The Hobbit: The Battle of the Five Armies
Lots of Lord of the Rings stuff this week! (I actually watched this movie a few weeks ago, but I forgot to talk about it, so here it is). I’m a huge Lord of the Rings fan (at least when it comes to the films), so naturally, I enjoyed The Hobbit trilogy, too. Say what you will about a 90-page book being converted into a 12-hour span of movies full of way too much CGI—I personally loved every minute of the films. That said, Battle of the Five Armies was probably my least favorite. What I enjoy so much about Middle-earth films is their whimsical, fantastical nature. Characters are moving, there are constant cuts to other plots and hijinks, and dramatic moments are offset by the occasional quip. That isn’t the case with Battle of the Five Armies. Smaug is killed only minutes into the film, and the rest of the movie is basically one long, static battle scene full of too much Legolas. It’s not bad by any means, but it’s not exactly the fantasy-esque adventure that I love.

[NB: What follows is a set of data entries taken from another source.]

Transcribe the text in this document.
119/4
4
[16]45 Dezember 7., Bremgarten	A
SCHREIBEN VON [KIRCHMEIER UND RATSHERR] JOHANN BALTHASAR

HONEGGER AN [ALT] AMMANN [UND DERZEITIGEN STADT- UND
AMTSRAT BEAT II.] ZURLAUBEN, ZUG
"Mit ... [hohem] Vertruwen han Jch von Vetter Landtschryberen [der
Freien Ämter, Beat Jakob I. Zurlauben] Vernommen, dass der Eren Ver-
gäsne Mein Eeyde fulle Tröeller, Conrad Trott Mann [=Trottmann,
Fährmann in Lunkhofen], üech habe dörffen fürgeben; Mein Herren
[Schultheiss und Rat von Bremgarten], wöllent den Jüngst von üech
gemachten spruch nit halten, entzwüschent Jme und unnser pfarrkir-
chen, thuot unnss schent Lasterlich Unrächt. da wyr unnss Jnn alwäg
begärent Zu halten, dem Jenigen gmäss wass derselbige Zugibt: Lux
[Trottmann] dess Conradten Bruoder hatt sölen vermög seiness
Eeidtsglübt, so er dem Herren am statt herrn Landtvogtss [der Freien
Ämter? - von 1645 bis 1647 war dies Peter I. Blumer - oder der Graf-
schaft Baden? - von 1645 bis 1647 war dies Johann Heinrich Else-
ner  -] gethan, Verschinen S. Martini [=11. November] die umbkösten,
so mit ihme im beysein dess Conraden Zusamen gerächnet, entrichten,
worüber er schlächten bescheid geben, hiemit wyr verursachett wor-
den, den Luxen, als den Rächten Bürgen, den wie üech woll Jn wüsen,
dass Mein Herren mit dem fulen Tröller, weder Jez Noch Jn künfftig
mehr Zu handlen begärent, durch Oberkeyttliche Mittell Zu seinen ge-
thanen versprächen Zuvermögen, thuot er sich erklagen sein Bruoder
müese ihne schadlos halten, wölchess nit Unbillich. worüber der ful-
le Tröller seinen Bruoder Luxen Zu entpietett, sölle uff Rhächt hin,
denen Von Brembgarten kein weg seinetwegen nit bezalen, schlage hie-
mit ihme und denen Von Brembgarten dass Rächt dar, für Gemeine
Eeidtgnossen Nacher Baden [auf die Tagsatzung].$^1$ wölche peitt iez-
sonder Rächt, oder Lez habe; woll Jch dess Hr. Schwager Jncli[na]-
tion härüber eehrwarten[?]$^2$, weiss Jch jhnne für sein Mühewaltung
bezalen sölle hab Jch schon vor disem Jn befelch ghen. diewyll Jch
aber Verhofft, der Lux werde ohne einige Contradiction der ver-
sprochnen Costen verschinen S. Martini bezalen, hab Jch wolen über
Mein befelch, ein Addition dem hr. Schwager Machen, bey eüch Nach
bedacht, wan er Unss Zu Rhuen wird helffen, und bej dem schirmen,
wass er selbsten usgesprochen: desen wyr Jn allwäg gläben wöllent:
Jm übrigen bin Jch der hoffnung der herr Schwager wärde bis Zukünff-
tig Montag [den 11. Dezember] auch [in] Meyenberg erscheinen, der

The Lord of the Rings: The Fellowship of the Ring
It’s been a few years since I’ve watched The Lord of the Rings trilogy, and after seeing the final Hobbit movie, my girlfriend and I decided to binge them. The Fellowship of the Ring is probably my favorite Lord of the Rings movie. I love how much ground the characters cover, Frodo’s development, the great action scenes, and Moria. Man, I get excited every single time the fellowship enters Moria. Fantastic stuff in those dank mines. The Fellowship is great because the whole party is together, just being bros as they kill orcs and goblins and stuff. On top of a stellar soundtrack and beautiful cinematography, what’s not to love?
The Lord of the Rings: The Two Towers
The Two Towers is probably my least favorite Lord of the Rings movie simply because it just feels a bit more chaotic than the other two. The party is split up, times are dark, and secondary characters enter the fray when all I really care about is the cast established in the first movie. Don’t get me wrong—I love The Two Towers through and through. It’s just not my favorite.
Pokémon Trading Card Game
Though technically not a video game, I put this here because I didn’t know where else to throw it. I’ve always loved Pokémon, and I’ve been collecting the cards for years, but it wasn’t until this week that I seriously dove into the actual trading card game. It’s surprisingly fun. I’m not familiar with deck-building games, but Pokémon TCG seems pretty bare bones, but that’s okay with me. My girlfriend and I both bought theme decks and have been switching between them as we battle every night. No matter who wins, we always have a good time. Now we’re reorganizing my hundreds upon hundreds of cards in order to build our own decks, which should amp up the good times even more.
I finally dove into Sunset Overdrive after getting it for Christmas. Considering it was an Insomniac Game, I expected plenty of platforming and third-person shooting, but what really surprised me is how loveable the game is overall despite its flaws. Sunset City is probably the coolest location I’ve visited in a game (I so wish I could live there—except without the mutants). I love the bright colors and varying locations. What sets Sunset Overdrive apart from other third-person shooters, however, is its emphasis on traversal. If you stand in one place blasting bad guys and mutants, you will die—quickly. In order to survive, you have to swing, bounce, and grind around the map while simultaneously shooting bad guys, which is surprisingly easy once you get used to it. Sunset Overdrive even makes zipping around the map fun rather than a chore like many sandbox games do. If you’re a fan of open-world shooters with great settings, hilarious writing, fun characters, and unique approaches to combat, grab this game.